Black and white episodes were 10 minutes each. There then followed two thirteen-episode series, also in black and white. The original series was in black and white and comprised six episodes which told how Ivor wanted to sing in the choir, and how his whistle was replaced with steam organ pipes from the fairground organ on Mr Morgan's roundabout.

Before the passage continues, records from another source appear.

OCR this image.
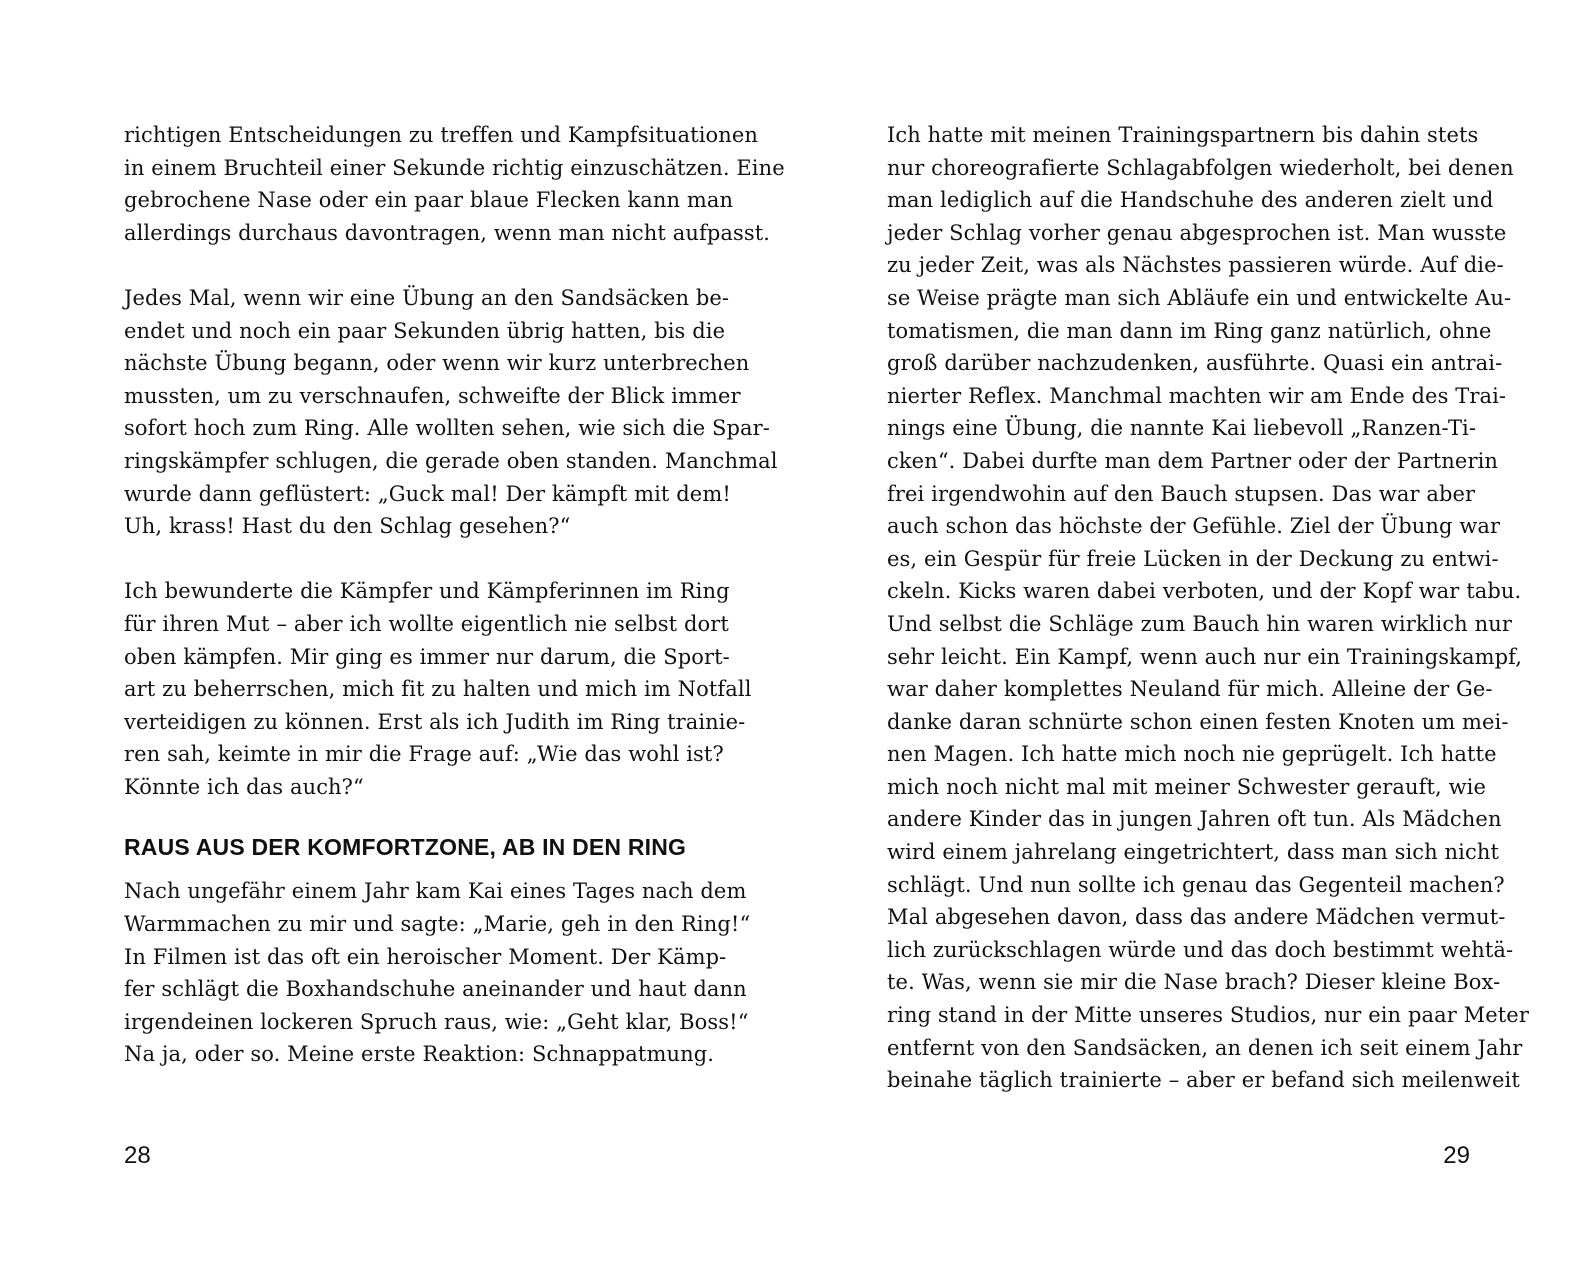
richtigen Entscheidungen zu treffen und Kampfsituationen
in einem Bruchteil einer Sekunde richtig einzuschätzen. Eine
gebrochene Nase oder ein paar blaue Flecken kann man
allerdings durchaus davontragen, wenn man nicht aufpasst.
Jedes Mal, wenn wir eine Übung an den Sandsäcken be-
endet und noch ein paar Sekunden übrig hatten, bis die
nächste Übung begann, oder wenn wir kurz unterbrechen
mussten, um zu verschnaufen, schweifte der Blick immer
sofort hoch zum Ring. Alle wollten sehen, wie sich die Spar-
ringskämpfer schlugen, die gerade oben standen. Manchmal
wurde dann geflüstert: „Guck mal! Der kämpft mit dem!
Uh, krass! Hast du den Schlag gesehen?“
Ich bewunderte die Kämpfer und Kämpferinnen im Ring
für ihren Mut – aber ich wollte eigentlich nie selbst dort
oben kämpfen. Mir ging es immer nur darum, die Sport-
art zu beherrschen, mich fit zu halten und mich im Notfall
verteidigen zu können. Erst als ich Judith im Ring trainie-
ren sah, keimte in mir die Frage auf: „Wie das wohl ist?
Könnte ich das auch?“
RAUS AUS DER KOMFORTZONE, AB IN DEN RING
Nach ungefähr einem Jahr kam Kai eines Tages nach dem
Warmmachen zu mir und sagte: „Marie, geh in den Ring!“
In Filmen ist das oft ein heroischer Moment. Der Kämp-
fer schlägt die Boxhandschuhe aneinander und haut dann
irgendeinen lockeren Spruch raus, wie: „Geht klar, Boss!“
Na ja, oder so. Meine erste Reaktion: Schnappatmung.
28
Ich hatte mit meinen Trainingspartnern bis dahin stets
nur choreografierte Schlagabfolgen wiederholt, bei denen
man lediglich auf die Handschuhe des anderen zielt und
jeder Schlag vorher genau abgesprochen ist. Man wusste
zu jeder Zeit, was als Nächstes passieren würde. Auf die-
se Weise prägte man sich Abläufe ein und entwickelte Au-
tomatismen, die man dann im Ring ganz natürlich, ohne
groß darüber nachzudenken, ausführte. Quasi ein antrai-
nierter Reflex. Manchmal machten wir am Ende des Trai-
nings eine Übung, die nannte Kai liebevoll „Ranzen-Ti-
cken“. Dabei durfte man dem Partner oder der Partnerin
frei irgendwohin auf den Bauch stupsen. Das war aber
auch schon das höchste der Gefühle. Ziel der Übung war
es, ein Gespür für freie Lücken in der Deckung zu entwi-
ckeln. Kicks waren dabei verboten, und der Kopf war tabu.
Und selbst die Schläge zum Bauch hin waren wirklich nur
sehr leicht. Ein Kampf, wenn auch nur ein Trainingskampf,
war daher komplettes Neuland für mich. Alleine der Ge-
danke daran schnürte schon einen festen Knoten um mei-
nen Magen. Ich hatte mich noch nie geprügelt. Ich hatte
mich noch nicht mal mit meiner Schwester gerauft, wie
andere Kinder das in jungen Jahren oft tun. Als Mädchen
wird einem jahrelang eingetrichtert, dass man sich nicht
schlägt. Und nun sollte ich genau das Gegenteil machen?
Mal abgesehen davon, dass das andere Mädchen vermut-
lich zurückschlagen würde und das doch bestimmt wehtä-
te. Was, wenn sie mir die Nase brach? Dieser kleine Box-
ring stand in der Mitte unseres Studios, nur ein paar Meter
entfernt von den Sandsäcken, an denen ich seit einem Jahr
beinahe täglich trainierte – aber er befand sich meilenweit
29
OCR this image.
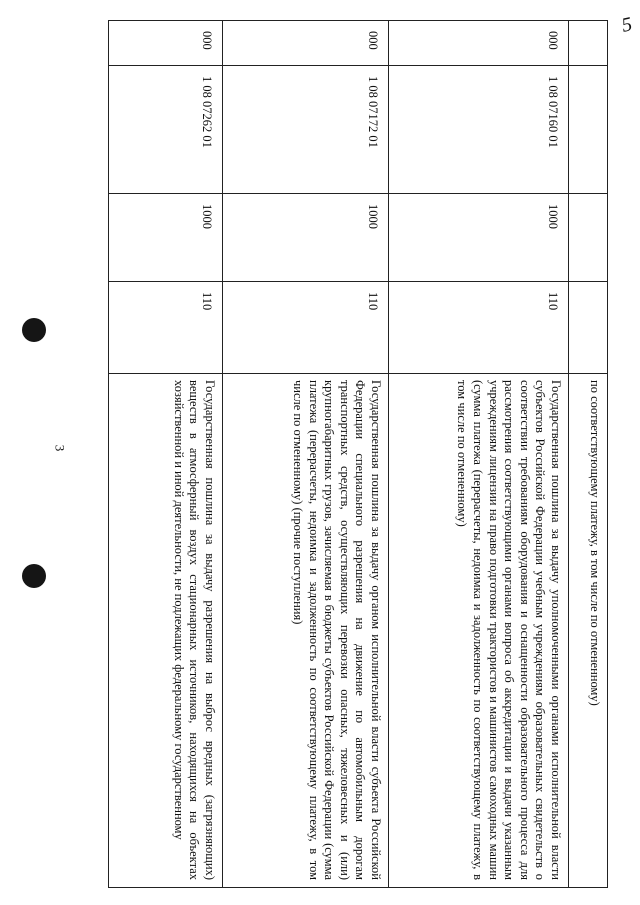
3
5
по соответствующему платежу, в том числе по отмененному)
000
1 08 07160 01
1000
110
Государственная пошлина за выдачу уполномоченными органами исполнительной власти субъектов Российской Федерации учебным учреждениям образовательных свидетельств о соответствии требованиям оборудования и оснащенности образовательного процесса для рассмотрения соответствующими органами вопроса об аккредитации и выдачи указанным учреждениям лицензии на право подготовки трактористов и машинистов самоходных машин (сумма платежа (перерасчеты, недоимка и задолженность по соответствующему платежу, в том числе по отмененному)
000
1 08 07172 01
1000
110
Государственная пошлина за выдачу органом исполнительной власти субъекта Российской Федерации специального разрешения на движение по автомобильным дорогам транспортных средств, осуществляющих перевозки опасных, тяжеловесных и (или) крупногабаритных грузов, зачисляемая в бюджеты субъектов Российской Федерации (сумма платежа (перерасчеты, недоимка и задолженность по соответствующему платежу, в том числе по отмененному) (прочие поступления)
000
1 08 07262 01
1000
110
Государственная пошлина за выдачу разрешения на выброс вредных (загрязняющих) веществ в атмосферный воздух стационарных источников, находящихся на объектах хозяйственной и иной деятельности, не подлежащих федеральному государственному
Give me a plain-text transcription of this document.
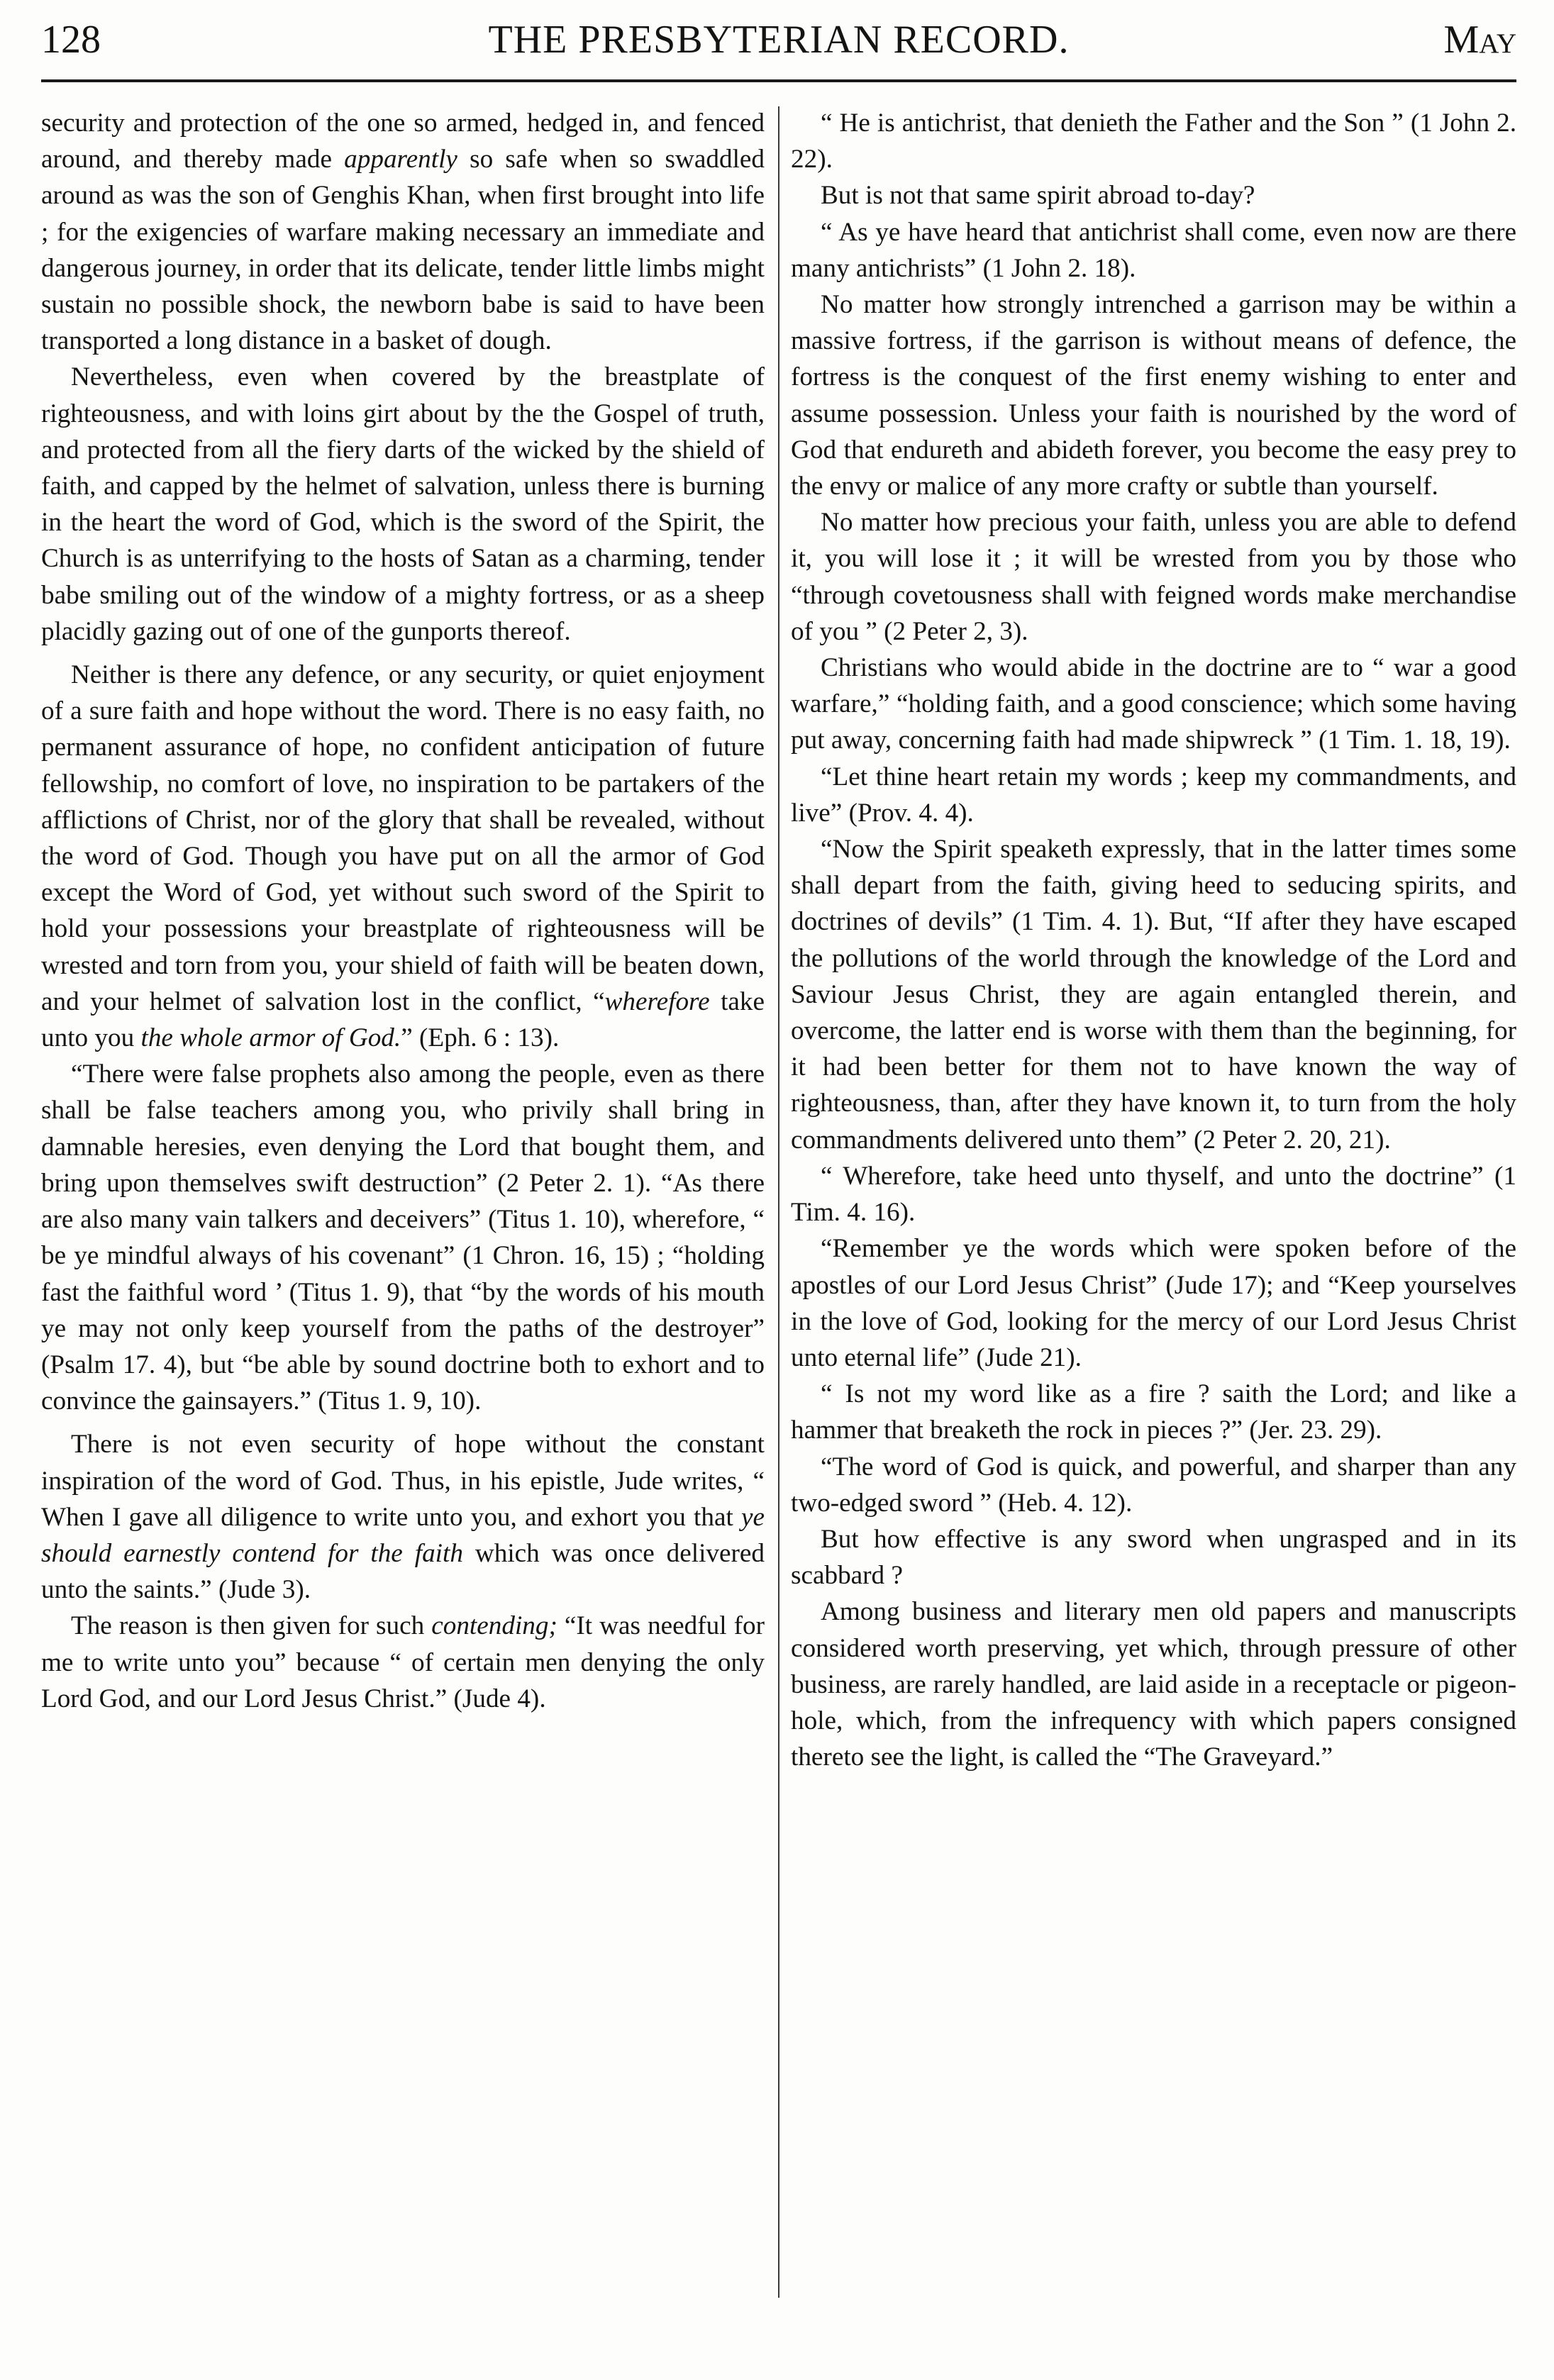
128	THE PRESBYTERIAN RECORD.	May

security and protection of the one so armed, hedged in, and fenced around, and thereby made apparently so safe when so swaddled around as was the son of Genghis Khan, when first brought into life ; for the exigencies of warfare making necessary an immediate and dangerous journey, in order that its delicate, tender little limbs might sustain no possible shock, the newborn babe is said to have been transported a long distance in a basket of dough.

Nevertheless, even when covered by the breastplate of righteousness, and with loins girt about by the the Gospel of truth, and protected from all the fiery darts of the wicked by the shield of faith, and capped by the helmet of salvation, unless there is burning in the heart the word of God, which is the sword of the Spirit, the Church is as unterrifying to the hosts of Satan as a charming, tender babe smiling out of the window of a mighty fortress, or as a sheep placidly gazing out of one of the gunports thereof.

Neither is there any defence, or any security, or quiet enjoyment of a sure faith and hope without the word. There is no easy faith, no permanent assurance of hope, no confident anticipation of future fellowship, no comfort of love, no inspiration to be partakers of the afflictions of Christ, nor of the glory that shall be revealed, without the word of God. Though you have put on all the armor of God except the Word of God, yet without such sword of the Spirit to hold your possessions your breastplate of righteousness will be wrested and torn from you, your shield of faith will be beaten down, and your helmet of salvation lost in the conflict, “wherefore take unto you the whole armor of God.” (Eph. 6 : 13).

“There were false prophets also among the people, even as there shall be false teachers among you, who privily shall bring in damnable heresies, even denying the Lord that bought them, and bring upon themselves swift destruction” (2 Peter 2. 1). “As there are also many vain talkers and deceivers” (Titus 1. 10), wherefore, “ be ye mindful always of his covenant” (1 Chron. 16, 15) ; “holding fast the faithful word ’ (Titus 1. 9), that “by the words of his mouth ye may not only keep yourself from the paths of the destroyer” (Psalm 17. 4), but “be able by sound doctrine both to exhort and to convince the gainsayers.” (Titus 1. 9, 10).

There is not even security of hope without the constant inspiration of the word of God. Thus, in his epistle, Jude writes, “ When I gave all diligence to write unto you, and exhort you that ye should earnestly contend for the faith which was once delivered unto the saints.” (Jude 3).

The reason is then given for such contending; “It was needful for me to write unto you” because “ of certain men denying the only Lord God, and our Lord Jesus Christ.” (Jude 4).

“ He is antichrist, that denieth the Father and the Son ” (1 John 2. 22).

But is not that same spirit abroad to-day?

“ As ye have heard that antichrist shall come, even now are there many antichrists” (1 John 2. 18).

No matter how strongly intrenched a garrison may be within a massive fortress, if the garrison is without means of defence, the fortress is the conquest of the first enemy wishing to enter and assume possession. Unless your faith is nourished by the word of God that endureth and abideth forever, you become the easy prey to the envy or malice of any more crafty or subtle than yourself.

No matter how precious your faith, unless you are able to defend it, you will lose it ; it will be wrested from you by those who “through covetousness shall with feigned words make merchandise of you ” (2 Peter 2, 3).

Christians who would abide in the doctrine are to “ war a good warfare,” “holding faith, and a good conscience; which some having put away, concerning faith had made shipwreck ” (1 Tim. 1. 18, 19).

“Let thine heart retain my words ; keep my commandments, and live” (Prov. 4. 4).

“Now the Spirit speaketh expressly, that in the latter times some shall depart from the faith, giving heed to seducing spirits, and doctrines of devils” (1 Tim. 4. 1). But, “If after they have escaped the pollutions of the world through the knowledge of the Lord and Saviour Jesus Christ, they are again entangled therein, and overcome, the latter end is worse with them than the beginning, for it had been better for them not to have known the way of righteousness, than, after they have known it, to turn from the holy commandments delivered unto them” (2 Peter 2. 20, 21).

“ Wherefore, take heed unto thyself, and unto the doctrine” (1 Tim. 4. 16).

“Remember ye the words which were spoken before of the apostles of our Lord Jesus Christ” (Jude 17); and “Keep yourselves in the love of God, looking for the mercy of our Lord Jesus Christ unto eternal life” (Jude 21).

“ Is not my word like as a fire ? saith the Lord; and like a hammer that breaketh the rock in pieces ?” (Jer. 23. 29).

“The word of God is quick, and powerful, and sharper than any two-edged sword ” (Heb. 4. 12).

But how effective is any sword when ungrasped and in its scabbard ?

Among business and literary men old papers and manuscripts considered worth preserving, yet which, through pressure of other business, are rarely handled, are laid aside in a receptacle or pigeon-hole, which, from the infrequency with which papers consigned thereto see the light, is called the “The Graveyard.”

Anthony Jackson provided the voices for Dai Station, Evans the Song and Mr. Voices were performed by Oliver Postgate, Anthony Jackson and Olwen Griffiths. The music was composed by Vernon Elliott and predominantly featured a solo bassoon, to reflect the three notes of Ivor's whistle. The sound effects were endearingly low-tech, with the sound of Ivor's puffing made vocally by Postgate himself. The series was written, animated and narrated by Oliver Postgate. The series was originally made for black and white television by Smallfilms for Associated Rediffusion in 1958, but was later revived in 1975 when new episodes in colour were produced for the BBC. Ivor the Engine used stop motion animation, of cardboard cut-outs painted with watercolours. The story lines drew heavily on, and were influenced by, the works of South Wales poet Dylan Thomas. Postgate decided to locate the story to North Wales, as it was more inspirational than the flat terrain of the English Midlands. Ivor the Engine was Smallfilms' first production, and drew inspiration from Postgate's World War II encounter with Welshman Denzyl Ellis, a former railway locomotive fireman with the Royal Scot train, who described how steam engines came to life when you spent time steaming them up in the morning. Having produced the live Alexander the Mouse, and the stop motion animated The Journey of Master Ho for his employers Associated Rediffusion/ ITV in partnership with Firmin, Oliver Postgate and his partner set up Smallfilms in a disused cow shed at Firmin's home in Blean, near Canterbury, Kent.